A frightened page came creeping into the chamber.
“Your Grace? Lady Madronna sent me. His Grace is calling for you.”
Hiking up her skirts like a farm lass, Lovyan ran from the chamber, with Nevyn close behind. They came into the sickroom to find Rhys propped up on pillows. His face was a dangerous sort of scarlet, and his breath rattled in his sunken chest. Over everything hung the stink of diseased urine.
“Mother!” He had to gasp out every word. “I heard the servants talking. The misbegotten king’s recalled Rhodry, hasn’t he? Don’t you lie to me!”
“I see no need to lie to you. Your Grace.” Lovyan came over to the bedside and held out her hand. He caught it in one of his and clasped it hard, as if he were drawing strength from her touch. “Rhys, please, it’s best for Aberwyn. It’s best for the Maelwaedd clan.”
He made a sound halfway between a snarl and a cough. Deeply troubled, Nevyn hurried over.
“His Grace shouldn’t vex himself. He should rest.”
“Rest? When the king’s made a mockery of me?” His breathing was so shallow that it was hard to hear his words, “Why couldn’t he have waited till I died? He could have done that, curse him.”
“He couldn’t, Your Grace.

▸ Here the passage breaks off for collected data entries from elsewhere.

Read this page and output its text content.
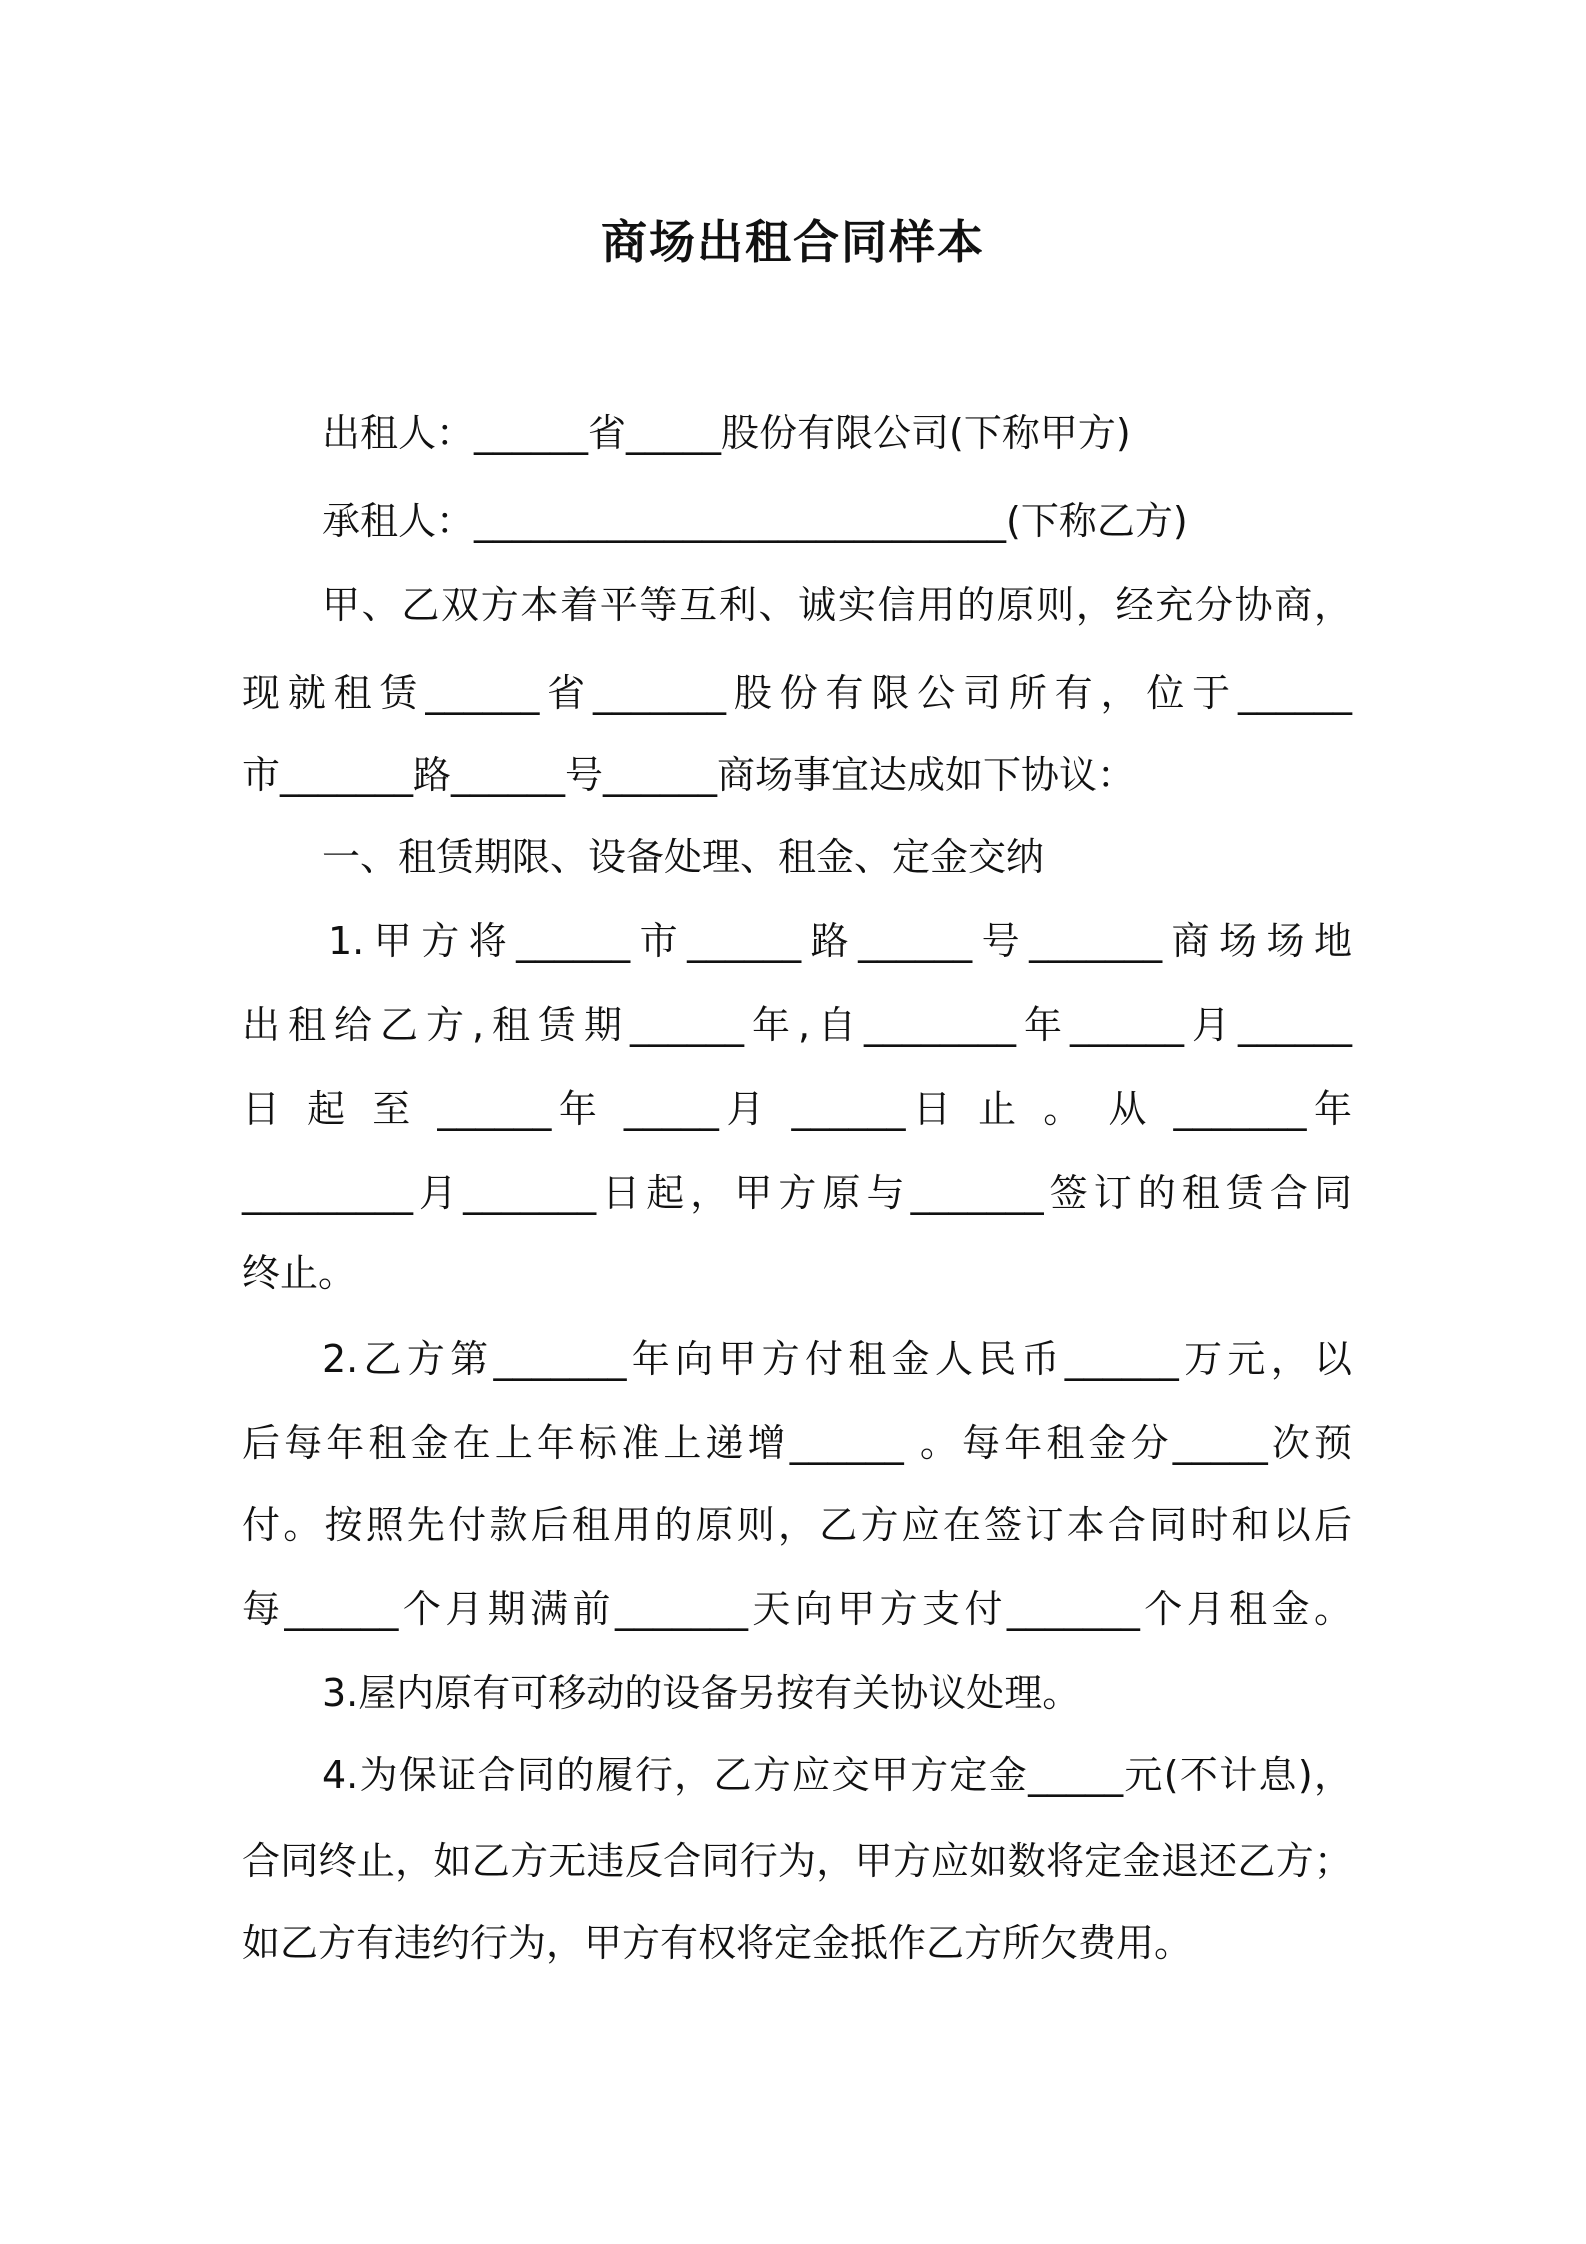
商场出租合同样本
出租人：______省_____股份有限公司(下称甲方)
承租人：____________________________(下称乙方)
甲、乙双方本着平等互利、诚实信用的原则，经充分协商，
现就租赁______省_______股份有限公司所有，位于______
市_______路______号______商场事宜达成如下协议：
一、租赁期限、设备处理、租金、定金交纳
1.甲方将______市______路______号_______商场场地
出租给乙方,租赁期______年,自________年______月______
日 起 至 ______年 _____月 ______日 止 。 从 _______年
_________月_______日起，甲方原与_______签订的租赁合同
终止。
2.乙方第_______年向甲方付租金人民币______万元，以
后每年租金在上年标准上递增______ 。每年租金分_____次预
付。按照先付款后租用的原则，乙方应在签订本合同时和以后
每______个月期满前_______天向甲方支付_______个月租金。
3.屋内原有可移动的设备另按有关协议处理。
4.为保证合同的履行，乙方应交甲方定金_____元(不计息)，
合同终止，如乙方无违反合同行为，甲方应如数将定金退还乙方；
如乙方有违约行为，甲方有权将定金抵作乙方所欠费用。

If you should die without an heir, Aberwyn would be naught but a bone for dogs to fight over.”
For a moment that seemed to soothe the gwerbret; then he frowned as if he were thinking something through.
“Where is Rhodry?”
“On his way home, Your Grace.”
“Ah.” He paused a little while, panting, gathering breath, his ribs heaving under the fine wool coverlets. “He’s not back yet, is he now? Cursed young cub. He shan’t have what’s mine, not yet.”
“Rhys, please!” Lovyan’s voice shook with tears. “Can’t you forgive him?”

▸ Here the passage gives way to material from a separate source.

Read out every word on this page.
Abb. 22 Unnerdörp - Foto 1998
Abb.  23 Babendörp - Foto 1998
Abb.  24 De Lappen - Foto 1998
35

Rhys turned his head toward her, and the look in his eyes was one of weary contempt, as if he were wondering how she could possibly misunderstand something so obvious. Suddenly he coughed, a choking gurgle, and spasmed, his back arching as he fought for air. Nevyn grabbed him, slid an arm under his shoulders, and supported him until he spat the blood-tinged gobbet of phlegm out. Rhys’s eyes sought out Lovyan’s face.

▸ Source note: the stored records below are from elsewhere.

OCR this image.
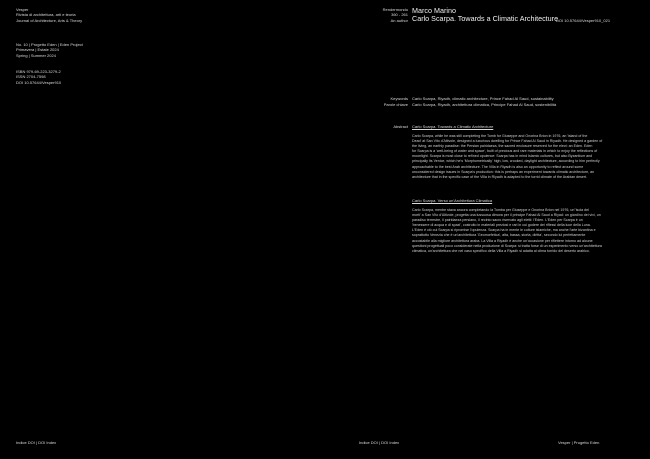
Vesper
Rivista di architettura, arti e teoria
Journal of Architecture, Arts & Theory
No. 10 | Progetto Eden | Eden Project
Primavera | Estate 2024
Spring | Summer 2024
ISBN 979-69-223-3279-2
ISSN 2704-7598
DOI 10.57644/Vesper910
Indice DOI | DOI Index
Rendermondo
360 - 261
An author
Marco Marino
Carlo Scarpa. Towards a Climatic Architecture
DOI 10.57644/Vesper910_021
Keywords Carlo Scarpa, Riyadh, climatic architecture, Prince Fahad Al Saud, sustainability
Parole chiave Carlo Scarpa, Riyadh, architettura climatica, Principe Fahad Al Saud, sostenibilità
Abstract Carlo Scarpa. Towards a Climatic Architecture
Carlo Scarpa, while he was still completing the Tomb for Giuseppe and Onorina Brion in 1976, an 'island of the
Dead' at San Vito d'Altivole, designed a luxurious dwelling for Prince Fahad Al Saud in Riyadh. He designed a garden of
the living, an earthly paradise: the Persian pairidaeza, the sacred enclosure reserved for the elect: an Eden. Eden
for Scarpa is a 'well-being of water and space', built of precious and rare materials in which to enjoy the reflections of
moonlight. Scarpa is most close to refined opulence: Scarpa has in mind Islamic cultures, but also Byzantium and
principally its Venice, which he's 'Morphometrically' high, low, crooked, daylight architecture, according to him perfectly
approachable to the best Arab architecture. The Villa in Riyadh is also an opportunity to reflect around some
unconsidered design issues in Scarpa's production: this is perhaps an experiment towards climatic architecture, an
architecture that in the specific case of the Villa in Riyadh is adapted to the torrid climate of the Arabian desert.
Carlo Scarpa. Verso un'Architettura Climatica
Carlo Scarpa, mentre stava ancora completando la Tomba per Giuseppe e Onorina Brion nel 1976, un''isola dei
morti' a San Vito d'Altivole, progetta una lussuosa dimora per il principe Fahad Al Saud a Riyad: un giardino dei vivi, un
paradiso terrestre, il pairidaeza persiano, il recinto sacro riservato agli eletti: l'Eden. L'Eden per Scarpa è un
'benessere di acqua e di spazi', costruito in materiali preziosi e rari in cui godere dei riflessi della luce della Luna.
L'Eden è ciò cui Scarpa si ripromise l'opulenza. Scarpa ha in mente le culture islamiche, ma anche l'arte bizantina e
soprattutto Venezia che è un'architettura 'Geomorfetica', alta, bassa, storta, diritta', secondo lui perfettamente
accostabile alla migliore architettura araba. La Villa a Riyadh è anche un'occasione per riflettere intorno ad alcune
questioni progettuali poco considerate nella produzione di Scarpa: si tratta forse di un esperimento verso un'architettura
climatica, un'architettura che nel caso specifico della Villa a Riyadh si adatta al clima torrido del deserto arabico.
Indice DOI | DOI Index	Vesper | Progetto Eden
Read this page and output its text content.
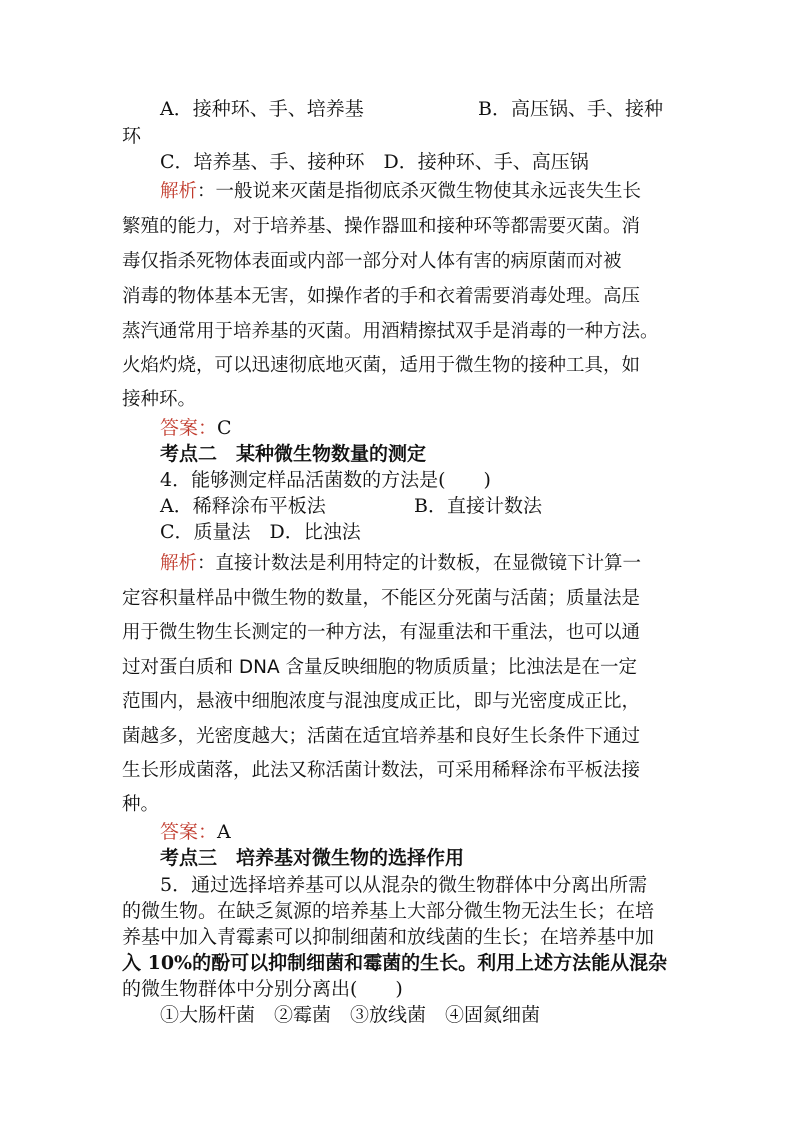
A．接种环、手、培养基	B．高压锅、手、接种
环
C．培养基、手、接种环　D．接种环、手、高压锅
解析：一般说来灭菌是指彻底杀灭微生物使其永远丧失生长
繁殖的能力，对于培养基、操作器皿和接种环等都需要灭菌。消
毒仅指杀死物体表面或内部一部分对人体有害的病原菌而对被
消毒的物体基本无害，如操作者的手和衣着需要消毒处理。高压
蒸汽通常用于培养基的灭菌。用酒精擦拭双手是消毒的一种方法。
火焰灼烧，可以迅速彻底地灭菌，适用于微生物的接种工具，如
接种环。
答案：C
考点二　某种微生物数量的测定
4．能够测定样品活菌数的方法是(　　)
A．稀释涂布平板法	B．直接计数法
C．质量法　D．比浊法
解析：直接计数法是利用特定的计数板，在显微镜下计算一
定容积量样品中微生物的数量，不能区分死菌与活菌；质量法是
用于微生物生长测定的一种方法，有湿重法和干重法，也可以通
过对蛋白质和 DNA 含量反映细胞的物质质量；比浊法是在一定
范围内，悬液中细胞浓度与混浊度成正比，即与光密度成正比，
菌越多，光密度越大；活菌在适宜培养基和良好生长条件下通过
生长形成菌落，此法又称活菌计数法，可采用稀释涂布平板法接
种。
答案：A
考点三　培养基对微生物的选择作用
5．通过选择培养基可以从混杂的微生物群体中分离出所需
的微生物。在缺乏氮源的培养基上大部分微生物无法生长；在培
养基中加入青霉素可以抑制细菌和放线菌的生长；在培养基中加
入 10%的酚可以抑制细菌和霉菌的生长。利用上述方法能从混杂
的微生物群体中分别分离出(　　)
①大肠杆菌　②霉菌　③放线菌　④固氮细菌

“But, Mam,” he whispered, “it was mine. Truly it was.”
Then he was gone, with one last ripple of spasming, a cough that never quite came. By the door Madronna threw her head back and howled in agony, keened over and over until Lovyan rushed to her and threw her arms around her to let her sob. Although the tieryn’s face ran with tears, she was silent. Nevyn closed Rhys’s eyes and crossed his arms over his shattered chest.
“May peace be yours in the Otherlands, Your Grace,” he whispered, so softly that the women couldn’t hear him. “But I have the ghastly feeling that your hatred won’t let you rest.”
He left the women to their grief and went down to the great hall. At least he could make the formal announcement and spare Lovyan that grim duty. As he was walking up to the honor table he remembered the herald and sent a page to wake him. Although several of the men called out to Nevyn in a friendly way, no one seemed to notice that he was grim, heartsick not so much for Rhys as for what his death meant to Aberwyn. They were all too busy celebrating Rhodry’s recall. Once the drowsy herald was present, Nevyn climbed up onto the honor table and yelled for silence. The hall went abruptly quiet, the warbands turning, apprehensive at last, as they waited for him to speak. Nevyn was in no mood for fine words.
“Gwerbret Rhys is dead.”
There was a collective suck and gasp of breath.
“Her Grace, Lovyan, Tieryn Dun Gwerbyn, is now regent for her younger son: Rhodry Maelwaedd, Gwerbret Aberwyn.”
The sound was unmistakable, a would-be cheer cut off out of respect for the dead, laughter that vanished into coughs and mumbles, smiles that disappeared into looks of stricken shame. Poor Rhys, Nevyn thought; I think me I understand you a bit better now. Yet as he looked over the hall, he wondered with bitterness in his heart if Rhodry would ever sit in the gwerbretal chair, if his loyal warbands would ever see again the young lord that they loved.